General practice long Covid plan due this spring, says minister

A plan to ‘further clarify the role of general practice’ in supporting long Covid patients is due in spring 2022, a health minister has said.

Lord Kamall, parliamentary under-secretary for the DHSC, mentioned the plan in a written response to a question from Baroness Masham of Ilton, a crossbench peer.

Baroness Masham had asked what steps the Government is taking to ‘encourage GPs to develop expertise in long Covid’ to allow them to help patients with the condition.

In his reply, Lord Kamall said the previously-announced long Covid GP enhanced service would ‘increase knowledge on identifying, assessing, referring and supporting patients experiencing the long term effects of Covid-19’.

But he also added: ‘NHS England and NHS Improvement are also developing a plan to further clarify the role of general practice, which is due for publication in spring 2022.’
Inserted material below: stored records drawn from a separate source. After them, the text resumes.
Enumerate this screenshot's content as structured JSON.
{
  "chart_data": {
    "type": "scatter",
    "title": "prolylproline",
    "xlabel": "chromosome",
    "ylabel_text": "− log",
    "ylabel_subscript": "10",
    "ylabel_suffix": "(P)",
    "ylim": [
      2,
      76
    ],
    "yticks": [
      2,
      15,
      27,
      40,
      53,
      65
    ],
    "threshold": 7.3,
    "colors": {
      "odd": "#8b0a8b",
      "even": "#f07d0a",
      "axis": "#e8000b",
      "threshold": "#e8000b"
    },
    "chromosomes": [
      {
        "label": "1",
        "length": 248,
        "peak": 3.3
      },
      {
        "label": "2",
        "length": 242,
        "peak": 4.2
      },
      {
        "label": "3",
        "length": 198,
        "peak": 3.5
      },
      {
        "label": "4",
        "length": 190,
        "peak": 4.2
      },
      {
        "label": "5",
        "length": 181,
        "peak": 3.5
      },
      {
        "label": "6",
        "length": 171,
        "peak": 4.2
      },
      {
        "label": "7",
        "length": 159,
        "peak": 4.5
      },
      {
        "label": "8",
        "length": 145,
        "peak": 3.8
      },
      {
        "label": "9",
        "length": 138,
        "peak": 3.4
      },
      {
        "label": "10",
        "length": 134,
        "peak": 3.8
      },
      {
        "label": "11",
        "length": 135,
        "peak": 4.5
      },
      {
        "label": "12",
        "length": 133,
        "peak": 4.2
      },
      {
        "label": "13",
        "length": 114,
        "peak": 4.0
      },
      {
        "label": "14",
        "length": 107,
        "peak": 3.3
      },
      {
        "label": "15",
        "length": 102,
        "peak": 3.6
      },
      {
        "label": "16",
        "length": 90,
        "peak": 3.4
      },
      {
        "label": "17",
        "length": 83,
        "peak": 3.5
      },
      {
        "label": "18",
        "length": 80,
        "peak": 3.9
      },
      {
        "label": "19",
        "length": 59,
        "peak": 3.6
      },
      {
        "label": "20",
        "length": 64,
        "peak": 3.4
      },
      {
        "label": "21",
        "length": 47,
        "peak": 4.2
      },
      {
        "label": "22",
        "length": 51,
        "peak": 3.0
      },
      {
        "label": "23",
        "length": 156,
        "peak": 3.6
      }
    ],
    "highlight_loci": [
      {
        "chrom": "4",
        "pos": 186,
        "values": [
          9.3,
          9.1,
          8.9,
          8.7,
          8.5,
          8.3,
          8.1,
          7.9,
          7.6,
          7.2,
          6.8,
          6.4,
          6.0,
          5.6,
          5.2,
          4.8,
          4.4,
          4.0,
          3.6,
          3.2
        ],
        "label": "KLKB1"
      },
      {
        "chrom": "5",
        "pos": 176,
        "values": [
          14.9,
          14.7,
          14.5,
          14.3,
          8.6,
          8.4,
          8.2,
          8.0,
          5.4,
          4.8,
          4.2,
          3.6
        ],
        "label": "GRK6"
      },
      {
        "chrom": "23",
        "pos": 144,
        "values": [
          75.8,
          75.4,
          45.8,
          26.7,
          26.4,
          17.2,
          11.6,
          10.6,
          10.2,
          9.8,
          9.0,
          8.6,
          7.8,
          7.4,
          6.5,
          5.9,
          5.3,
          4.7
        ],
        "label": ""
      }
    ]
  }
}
It comes as NICE published its final guideline on long Covid in November last year, which said clinicians should consider referring patients with long-term symptoms of Covid-19 to specialist clinics as soon as four weeks after acute infection after ruling out other diagnoses.

In May, healthcare leaders warned community and primary care nurses need extra resources to cope with rising long Covid cases, which could overtake rates of dementia.

In the same month, Health Education England chief nurse Mark Radford said nurses who specialise in long Covid are needed across healthcare settings to respond to rising numbers of cases.

And in September, MPs were told long Covid patients are struggling to get the care they need with primary and community care lacking the necessary resources.

Research from February this year found people fully vaccinated against Covid-19 are around half as likely to develop long Covid symptoms as unvaccinated people or those who had only received one vaccine dose.